At first just a job to put him through school, Sean jokes that with his psychology major, he ended up in the right profession: helping people with their problems and creating a comfortable atmosphere for guests. Originally from Boise, Sean came to Boston looking for that perfect balance of a neighborhood restaurant with loyal regulars, and an innovative craft scene behind the bar. He found exactly that at Ward 8.

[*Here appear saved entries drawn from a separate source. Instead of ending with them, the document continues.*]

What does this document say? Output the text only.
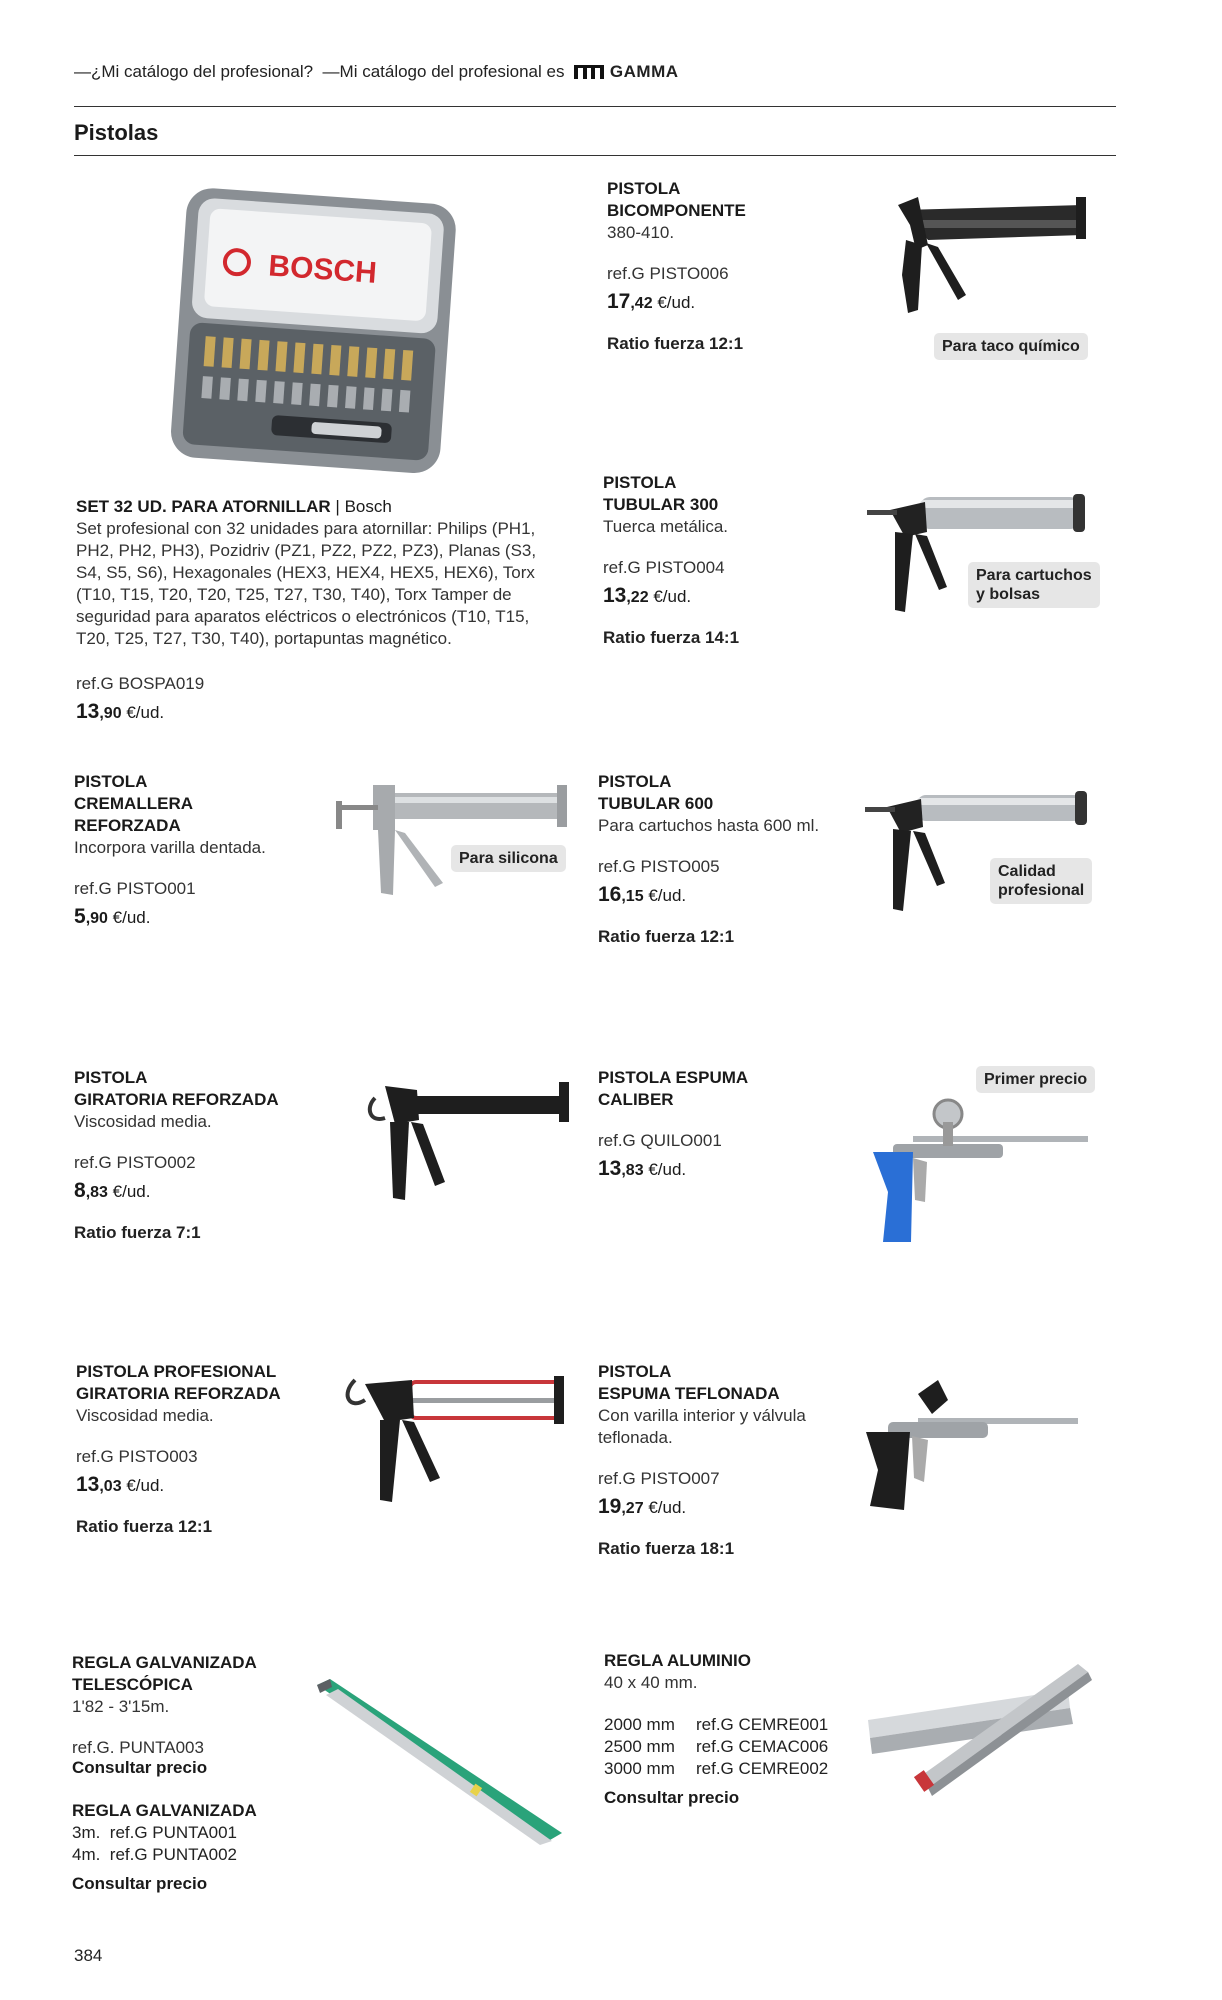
—¿Mi catálogo del profesional? —Mi catálogo del profesional es	GAMMA
Pistolas
BOSCH
SET 32 UD. PARA ATORNILLAR | Bosch
Set profesional con 32 unidades para atornillar: Philips (PH1, PH2, PH2, PH3), Pozidriv (PZ1, PZ2, PZ2, PZ3), Planas (S3, S4, S5, S6), Hexagonales (HEX3, HEX4, HEX5, HEX6), Torx (T10, T15, T20, T20, T25, T27, T30, T40), Torx Tamper de seguridad para aparatos eléctricos o electrónicos (T10, T15, T20, T25, T27, T30, T40), portapuntas magnético.
ref.G BOSPA019
13,90 €/ud.
PISTOLA
BICOMPONENTE
380-410.
ref.G PISTO006
17,42 €/ud.
Ratio fuerza 12:1	Para taco químico
PISTOLA
TUBULAR 300
Tuerca metálica.
ref.G PISTO004
13,22 €/ud.
Ratio fuerza 14:1
Para cartuchos
y bolsas
PISTOLA
CREMALLERA
REFORZADA
Incorpora varilla dentada.
ref.G PISTO001
5,90 €/ud.
Para silicona
PISTOLA
TUBULAR 600
Para cartuchos hasta 600 ml.
ref.G PISTO005
16,15 €/ud.
Ratio fuerza 12:1
Calidad
profesional
PISTOLA
GIRATORIA REFORZADA
Viscosidad media.
ref.G PISTO002
8,83 €/ud.
Ratio fuerza 7:1
PISTOLA ESPUMA
CALIBER
ref.G QUILO001
13,83 €/ud.
Primer precio
PISTOLA PROFESIONAL
GIRATORIA REFORZADA
Viscosidad media.
ref.G PISTO003
13,03 €/ud.
Ratio fuerza 12:1
PISTOLA
ESPUMA TEFLONADA
Con varilla interior y válvula
teflonada.
ref.G PISTO007
19,27 €/ud.
Ratio fuerza 18:1
REGLA GALVANIZADA
TELESCÓPICA
1'82 - 3'15m.
ref.G. PUNTA003
Consultar precio
REGLA GALVANIZADA
3m.  ref.G PUNTA001
4m.  ref.G PUNTA002
Consultar precio
REGLA ALUMINIO
40 x 40 mm.
2000 mm ref.G CEMRE001
2500 mm ref.G CEMAC006
3000 mm ref.G CEMRE002
Consultar precio
384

Ward 8 opened its doors in the heart of historic Boston in the winter of 2013. Offering comfort-food classics in an industrial-meets-homey space, Ward 8 is focused on a top-notch hospitality program for guests to enjoy anything from snacks, homestyle meals, and of course, delicious craft cocktails.
- 1 egg white
- 1 1/2 oz Macchu Pisco
- 3/4 oz lemon juice
- 1 oz simple syrup
- 9 drops Angostura bitters
- Dry shake the first four ingredients
- Shake with ice.
- Strain into glass.
- Draw design marks.
About the Drink
The national drink of both Chile and Peru, the Pisco Sour is named for its base liquor, pisco, a type of brandy which Sean describes as a raw and un-finessed alcohol. This South American cocktail has a slight variation between countries. Sean uses the Peruvian method, with egg white and bitters.